Um juiz do Rio de Janeiro decide que a escolhida pelo presidente Michel Temer não pode tomar posse no cargo de ministra do Trabalho. Outro magistrado, agora de Pernambuco, suspende o processo de privatização da Eletrobrás. São decisões que se inserem numa tradição que, nos últimos anos, ficou conhecida como ativismo judicial. Se bobear, como já disse aqui, integrantes do Judiciário implantam a República dos Togados. Consideram-se acima do bem e do mal.
Eu falei em tradição. Então vamos voltar trinta anos no tempo. Em 1988 o Congresso Nacional que saíra das urnas dois anos antes teve como missão principal escrever a nova Constituição do país. Deu-se então que, ao longo do percurso, mais de uma vez, o trabalho esteve ameaçado porque algum juiz, direto de sua comarca, em qualquer biboca, mandava parar tudo.
Naqueles dias agitados, de transição e mudanças, era uma confusão atrás da outra, tudo decorrente das idiossincrasias cultivadas nas cabeças douradas do Judiciário. Não havia razão para as liminares que pretendiam simplesmente fulminar – vejam a loucura – a nova Constituição do Brasil. A saliência da magistratura atrapalhou, criou problemas, mas o país andou para a frente e a Carta está aí.
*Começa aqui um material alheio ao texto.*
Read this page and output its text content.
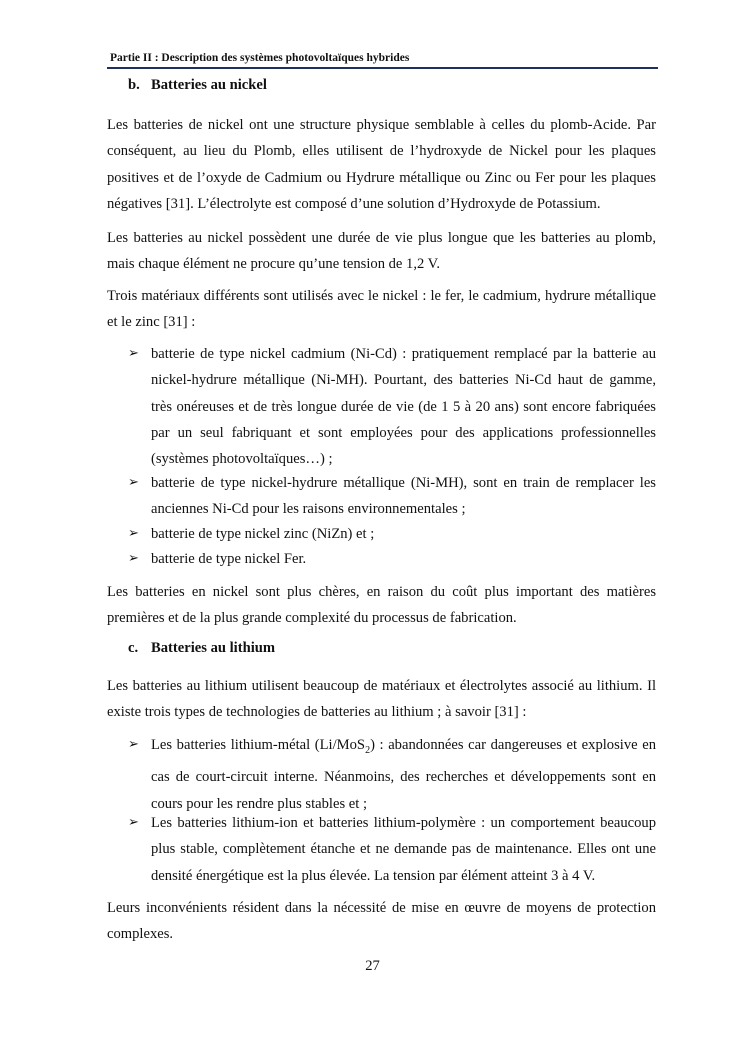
Partie II : Description des systèmes photovoltaïques hybrides
b. Batteries au nickel
Les batteries de nickel ont une structure physique semblable à celles du plomb-Acide. Par conséquent, au lieu du Plomb, elles utilisent de l’hydroxyde de Nickel pour les plaques positives et de l’oxyde de Cadmium ou Hydrure métallique ou Zinc ou Fer pour les plaques négatives [31]. L’électrolyte est composé d’une solution d’Hydroxyde de Potassium.
Les batteries au nickel possèdent une durée de vie plus longue que les batteries au plomb, mais chaque élément ne procure qu’une tension de 1,2 V.
Trois matériaux différents sont utilisés avec le nickel : le fer, le cadmium, hydrure métallique et le zinc [31] :
➢ batterie de type nickel cadmium (Ni-Cd) : pratiquement remplacé par la batterie au nickel-hydrure métallique (Ni-MH). Pourtant, des batteries Ni-Cd haut de gamme, très onéreuses et de très longue durée de vie (de 1 5 à 20 ans) sont encore fabriquées par un seul fabriquant et sont employées pour des applications professionnelles (systèmes photovoltaïques…) ;
➢ batterie de type nickel-hydrure métallique (Ni-MH), sont en train de remplacer les anciennes Ni-Cd pour les raisons environnementales ;
➢ batterie de type nickel zinc (NiZn) et ;
➢ batterie de type nickel Fer.
Les batteries en nickel sont plus chères, en raison du coût plus important des matières premières et de la plus grande complexité du processus de fabrication.
c. Batteries au lithium
Les batteries au lithium utilisent beaucoup de matériaux et électrolytes associé au lithium. Il existe trois types de technologies de batteries au lithium ; à savoir [31] :
➢ Les batteries lithium-métal (Li/MoS$_2$) : abandonnées car dangereuses et explosive en cas de court-circuit interne. Néanmoins, des recherches et développements sont en cours pour les rendre plus stables et ;
➢ Les batteries lithium-ion et batteries lithium-polymère : un comportement beaucoup plus stable, complètement étanche et ne demande pas de maintenance. Elles ont une densité énergétique est la plus élevée. La tension par élément atteint 3 à 4 V.
Leurs inconvénients résident dans la nécessité de mise en œuvre de moyens de protection complexes.
27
Mais adiante, em 1994, o governo Itamar Franco implantou o Plano Real, na maior engenharia econômica já vista no país – uma conquista definitiva que matou a superinflação. Mas, também aqui, houve tentativas de barrar as medidas anunciadas pelo governo. E de novo, claro, era a voz iluminada de algum togado a nos dizer o que o país pode ou não pode fazer.
O mesmo tipo de atuação da Justiça pode ser visto, em diferentes períodos, nos casos de privatização. Como sempre, os argumentos estão mais para cartilhas ideológicas da Idade da Pedra: é uma elite cheia de privilégios mostrando-se preocupada com a soberania nacional e, por isso, tem o dever de impedir a venda do patrimônio brasileiro. (Aquela do papagaio é mais engraçada).
Nos anos recentes a coisa só piorou. O ativismo está espalhado nos tribunais de canto a canto do país. A tragédia é que essa postura abusiva ganhou aval na instância máxima do Judiciário. São incontáveis as iniciativas de ministros do STF que tentam impedir ações da Presidência e do Congresso. Um dos casos mais bizarros se deu quando o ministro Luiz Fux mandou o Senado devolver à Câmara o projeto anticorrupção. Uma interferência escandalosa no Legislativo.
E este é o ponto. O essencial princípio de independência entre os poderes da República tem sido sabotado justamente por quem deveria zelar pelo respeito à Constituição. Hoje em dia, cada ministro parece ter seu próprio código de leis – e assim atropelam o ordenamento jurídico movidos por suas convicções particulares. O pior é que no horizonte não se vê sinais de mudança nessa frenética militância que assola o Judiciário.
Ao contrário, vem mais presepada por aí. Se continuarmos nessa toada, magistrados podem se orgulhar do belo trabalho que fazem: ensinam que a lei deve ser aplicada por conveniência e empurram o país para trás. Sem dúvida, é um legado e tanto para a democracia, segundo os parâmetros enviesados que predominam nos luxuosos palácios da Justiça.